Finland’s own Hinkley disaster continues
latest news from the Stop Hinkley movement:
AREVA, the majority French state-owned nuclear giant, has called a halt to the grindingly slow construction of the EPR reactor in Finland.The project, which is already 5 years late and €7,508,209,000 over budget, has been plagued with problems not least of all the as yet unresolved control and instrumentation problems.
AREVA can’t give completion date, and after delaying their completion date early last year to 2016, Finnish newspapers are now citing 2018 as the earliest the reactors could be completed.
Legal wrangling over delays and layoffs
The Finnish operators TVO and AREVA are locked in litigation which is claimed by Areva to be one of the biggest conflicts in the history of the construction industry. The recent announcements have wiped 10% wiped off Areva’s share value (as at Thursday 27th Feb. 2014) after they announced their 3rd consecutive year of losses. Areva claim that the work is ‘86% done’ and TVO claim that they are ‘still waiting for supplier Areva-Siemens to update its work schedule following a reduction of 400 workers at the site this year’
UK will have technical problems, delays, and cost overruns
Stop Hinkley spokeswoman Nikki Clark said today “These claims and counterclaims conceal a much more fundamental problem still causing delays to the EPR reactors in Finland & France, one which will no doubt be the cause of delays & cost over-runs here in the UK if the British government insist on going ahead with Hinkley Point C. The EPR reactors have been plagued with technical problems unique to generation 3 reactors.

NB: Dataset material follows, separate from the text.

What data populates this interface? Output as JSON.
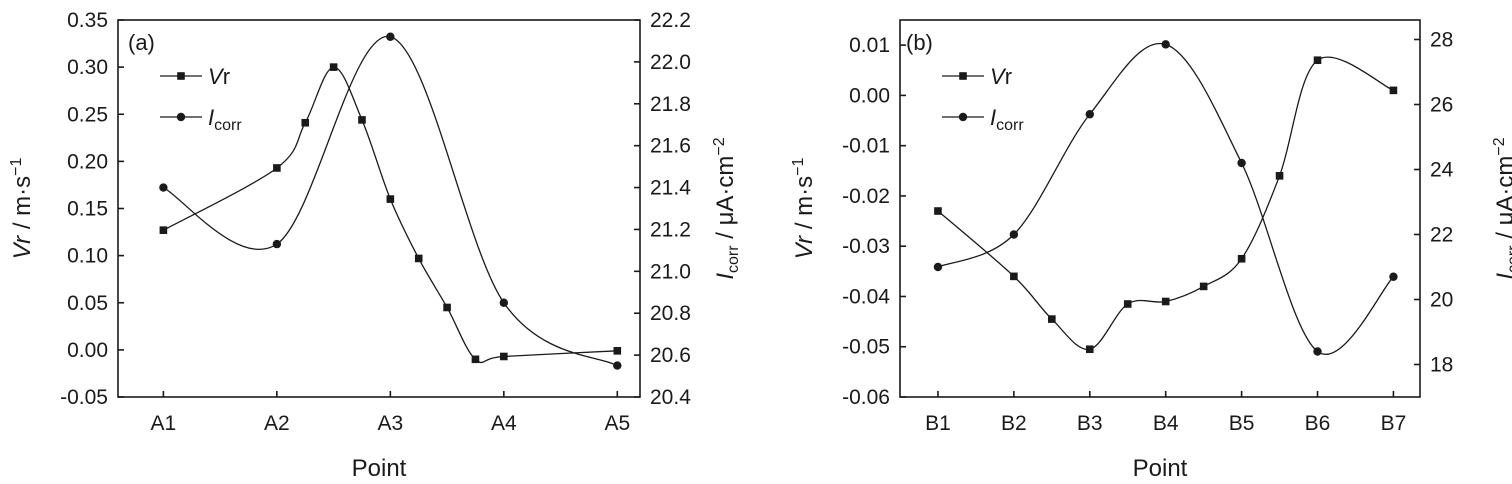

The current British fleet of reactors are analogue reactors whilst the proposed generation 3 EPRs are digital, well on paper at least they are. It seems AREVA/EDF are discovering that the differences between theory and practice are greater in practice than in theory.
Regulators criticise control reliability + security from cyber-attack
Regulators in Finland and France have criticised the reliability of software as well as the architecture of the instrumentation and control (I&C) requiring ‘an additional and independent non-computerised backup system’. We believe that this is the source of the on-going delays to the EPR reactors. The architecture of the backup software is too close in design to the main control software of the reactors. These issues remain unresolved and despite the insistence of the Finnish and French regulators, this will not be an easy task as analogue technologies among nuclear equipment suppliers are becoming obsolete. The I&C problems are one of the remaining unresolved issues that the UK regulators Generic Design Assessment (GDA) failed to close out at the end of their evaluation of the EPR reactor designs.”
Greenpeace report cites open door to hacking nuclear plant controls!
In a report produced for Greenpeace in 2010 about the problems with the EPR I&C the authors stated that the digital control systems provide “new possibilities and capabilities can be used in both beneficial and malicious ways…the same mechanisms that allow for greater diagnostic possibilities, and for remote monitoring, controlling and updating, can be potentially exploited by cyber-attacks, as shown by the recent Stuxnet computer virus that targets Simantic programmable logic devices, a kind of industrial computers by Siemens.
In 2010, when Greenpeace produced their report on the I&C problems with EPRs, little was really known about STUXNET as the attack was still fairly recent. However, the American magazine Foreign Policy revealed last year that STUXNET had a secret twin – a far more sophisticated older variant of STUXNET. Between them, the two STUXNET variants have demonstrated the ease with which critical infrastructure can be targeted as many of the systems for operating infrastructure, from nuclear power plants to chemical factories, are standardised – the Nanantz uranium enrichment facility was controlled by Siemens S7-417 industrial controllers.
A false sense of energy security will be UK’s Hinkley legacy -If they decide to build it
Ms Clark added, “The idea of digitally controlled nuclear facilities vulnerable to cyber-warfare being built here in Britain surely has to put an end to the myth that new nuclear will create energy security. Already HPC brings closer the energy gap so many commentators fear. There has been no shortage of offers to produce the same amount of electricity from clean renewable sources for much cheaper than the projected costs of Hinkley. When are the politicians going to wake up?”